La « S » qui nous occupe ici est la déclinaison plus «sportive» de ce nouveau bicylindre cubant 800cc ainsi que son patronyme le laissait présager. Comme pour les R ou les K, les F partagent une conception et nombre d’éléments communs. A tout seigneur tout honneur : le moteur reprend une architecture qui n’est plus si fréquente : le vertical twin, qui fit pourtant les beaux jours de la moto jusque dans les années septante. On le retrouve encore sur les Yamaha TDM, les Triumph Bonneville ou la Kawa ER6. Plusieurs avantages à cette architecture : la simplicité, la compacité et le caractère n’en sont pas les moindres.
Vertical twin
Pourtant ce twin issu d’une coopération avec Bombardier-Rotax présente pas mal de sophistications.
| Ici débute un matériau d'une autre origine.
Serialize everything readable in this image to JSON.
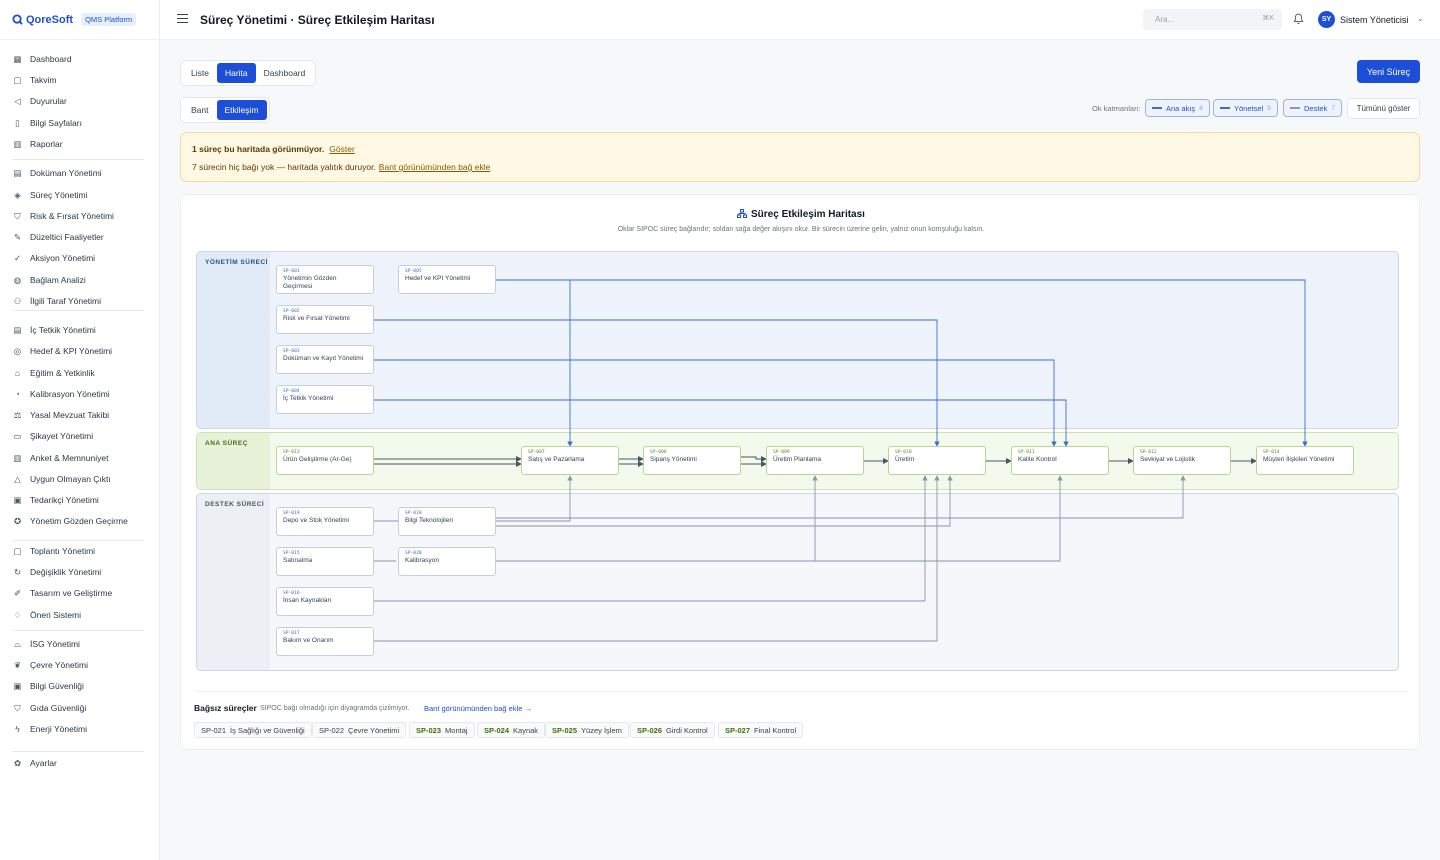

Le vilebrequin est calé à 360° et les forces d’inertie sont compensées par un système inédit: une bielle d’équilibrage articulée sur un balancier monté en position sensiblement horizontale, avec pour avantage une élimination quasi complète des forces d’inertie. La culasse s’inspire des moteurs K. Deux ACT entraînés par chaînes commandent les quatre soupapes par cylindre à l’aide de basculeurs. Le jeu se règle tous les 20.000 km. L’alimentation fait appel à une injection sophistiquée gérant le débit par la durée et par la pression, gage d’une consommation mesurée. Pot catalytique, bien sûr, et ligne complète en inox achèvent la combustion. La transmission secondaire à courroie crantée a été reprise du défunt Scarver. La courroie plus large est protégée par un cache et sa durée de vie peut excéder 40.000 km sans entretien particulier. Le cadre alu, composé de profilés extrudés soudés et de pièces coulées en coquille, assure une liaison quasi rectiligne entre le sommet de la fourche et l’axe de rotation du monobras oscillant.
Poids plume
Pour optimiser le poids et l’encombrement, le moteur constitue un élément porteur de la partie cycle. Une classique fourche télescopique de 43mm guide la roue avant. L’équilibre des masses est soigneusement étudié: réservoir sous la selle, batterie derrière le tête de fourche… Le poids à sec de la S se limite à 182 kg. Citons encore en vrac le freinage par trois disques avec ABS en option, ou le système électrique à bus CAN et clé codée, tout comme sur les K et R de la dernière génération. Sur le papier, une moto alléchante. Mais dans les faits?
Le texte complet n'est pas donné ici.